Esther and Mordecai have names based on Persian idols Ishtar and Marduk, but I see no significance in this. Many Talmudic rabbis and Jewish kings had non-Jewish names. The names of our Jewish months are derived from Babylonia and include an idol’s name.


I have two thoughts regarding whether the biblical tale occurred or is a parable. First, I am reminded to recall and follow the advice of the Greek philosopher Plato’s story, which states that his teacher, the philosopher Socrates, was the most intelligent person because he knew he did not know everything. I admit I do not know. Some scholars contend that there is no evidence that Esther existed and the story is a parable.
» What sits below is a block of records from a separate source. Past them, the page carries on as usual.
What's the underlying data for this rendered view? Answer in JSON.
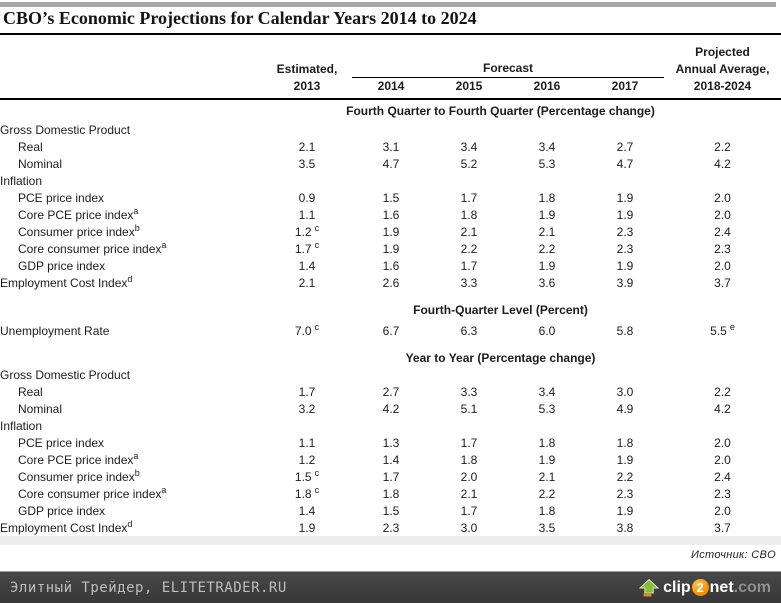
{
  "title": "CBO’s Economic Projections for Calendar Years 2014 to 2024",
  "header": {
    "estimated_line1": "Estimated,",
    "estimated_line2": "2013",
    "forecast_label": "Forecast",
    "years": [
      "2014",
      "2015",
      "2016",
      "2017"
    ],
    "projected_line1": "Projected",
    "projected_line2": "Annual Average,",
    "projected_line3": "2018-2024"
  },
  "chart_data": {
    "type": "table",
    "title": "CBO's Economic Projections for Calendar Years 2014 to 2024",
    "columns": [
      "Estimated, 2013",
      "2014",
      "2015",
      "2016",
      "2017",
      "Projected Annual Average, 2018-2024"
    ],
    "sections": [
      {
        "heading": "Fourth Quarter to Fourth Quarter (Percentage change)",
        "rows": [
          {
            "label": "Gross Domestic Product",
            "indent": false,
            "values": [
              "",
              "",
              "",
              "",
              "",
              ""
            ]
          },
          {
            "label": "Real",
            "indent": true,
            "values": [
              "2.1",
              "3.1",
              "3.4",
              "3.4",
              "2.7",
              "2.2"
            ]
          },
          {
            "label": "Nominal",
            "indent": true,
            "values": [
              "3.5",
              "4.7",
              "5.2",
              "5.3",
              "4.7",
              "4.2"
            ]
          },
          {
            "label": "Inflation",
            "indent": false,
            "values": [
              "",
              "",
              "",
              "",
              "",
              ""
            ]
          },
          {
            "label": "PCE price index",
            "indent": true,
            "values": [
              "0.9",
              "1.5",
              "1.7",
              "1.8",
              "1.9",
              "2.0"
            ]
          },
          {
            "label": "Core PCE price index^a",
            "indent": true,
            "values": [
              "1.1",
              "1.6",
              "1.8",
              "1.9",
              "1.9",
              "2.0"
            ]
          },
          {
            "label": "Consumer price index^b",
            "indent": true,
            "values": [
              "1.2^c",
              "1.9",
              "2.1",
              "2.1",
              "2.3",
              "2.4"
            ]
          },
          {
            "label": "Core consumer price index^a",
            "indent": true,
            "values": [
              "1.7^c",
              "1.9",
              "2.2",
              "2.2",
              "2.3",
              "2.3"
            ]
          },
          {
            "label": "GDP price index",
            "indent": true,
            "values": [
              "1.4",
              "1.6",
              "1.7",
              "1.9",
              "1.9",
              "2.0"
            ]
          },
          {
            "label": "Employment Cost Index^d",
            "indent": false,
            "values": [
              "2.1",
              "2.6",
              "3.3",
              "3.6",
              "3.9",
              "3.7"
            ]
          }
        ]
      },
      {
        "heading": "Fourth-Quarter Level (Percent)",
        "rows": [
          {
            "label": "Unemployment Rate",
            "indent": false,
            "values": [
              "7.0^c",
              "6.7",
              "6.3",
              "6.0",
              "5.8",
              "5.5^e"
            ]
          }
        ]
      },
      {
        "heading": "Year to Year (Percentage change)",
        "rows": [
          {
            "label": "Gross Domestic Product",
            "indent": false,
            "values": [
              "",
              "",
              "",
              "",
              "",
              ""
            ]
          },
          {
            "label": "Real",
            "indent": true,
            "values": [
              "1.7",
              "2.7",
              "3.3",
              "3.4",
              "3.0",
              "2.2"
            ]
          },
          {
            "label": "Nominal",
            "indent": true,
            "values": [
              "3.2",
              "4.2",
              "5.1",
              "5.3",
              "4.9",
              "4.2"
            ]
          },
          {
            "label": "Inflation",
            "indent": false,
            "values": [
              "",
              "",
              "",
              "",
              "",
              ""
            ]
          },
          {
            "label": "PCE price index",
            "indent": true,
            "values": [
              "1.1",
              "1.3",
              "1.7",
              "1.8",
              "1.8",
              "2.0"
            ]
          },
          {
            "label": "Core PCE price index^a",
            "indent": true,
            "values": [
              "1.2",
              "1.4",
              "1.8",
              "1.9",
              "1.9",
              "2.0"
            ]
          },
          {
            "label": "Consumer price index^b",
            "indent": true,
            "values": [
              "1.5^c",
              "1.7",
              "2.0",
              "2.1",
              "2.2",
              "2.4"
            ]
          },
          {
            "label": "Core consumer price index^a",
            "indent": true,
            "values": [
              "1.8^c",
              "1.8",
              "2.1",
              "2.2",
              "2.3",
              "2.3"
            ]
          },
          {
            "label": "GDP price index",
            "indent": true,
            "values": [
              "1.4",
              "1.5",
              "1.7",
              "1.8",
              "1.9",
              "2.0"
            ]
          },
          {
            "label": "Employment Cost Index^d",
            "indent": false,
            "values": [
              "1.9",
              "2.3",
              "3.0",
              "3.5",
              "3.8",
              "3.7"
            ]
          }
        ]
      }
    ]
  },
  "source": "Источник: CBO",
  "footer": {
    "site": "Элитный Трейдер, ELITETRADER.RU",
    "logo": {
      "clip": "clip",
      "num": "2",
      "net": "net",
      "tld": ".com"
    }
  }
}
The French Jewish philosopher Joseph ibn Kaspi (1279-1240), who generally followed the views of Maimonides, viewed the Esther story as an allegory that shows how human beings can overcome unfavorable situations. Other scholars disagree. Most rabbis insist it is actual history. I do not know if some of them are saying so only to make Jews who feel they must believe the tale occurred are correct.


Second, even if the book is a parable, it is still sacred because of the many lessons it teaches. Many parts of the Torah itself, such as the introduction about how the world was created, are parables. Some other biblical books, such as the Book of Job, are parables.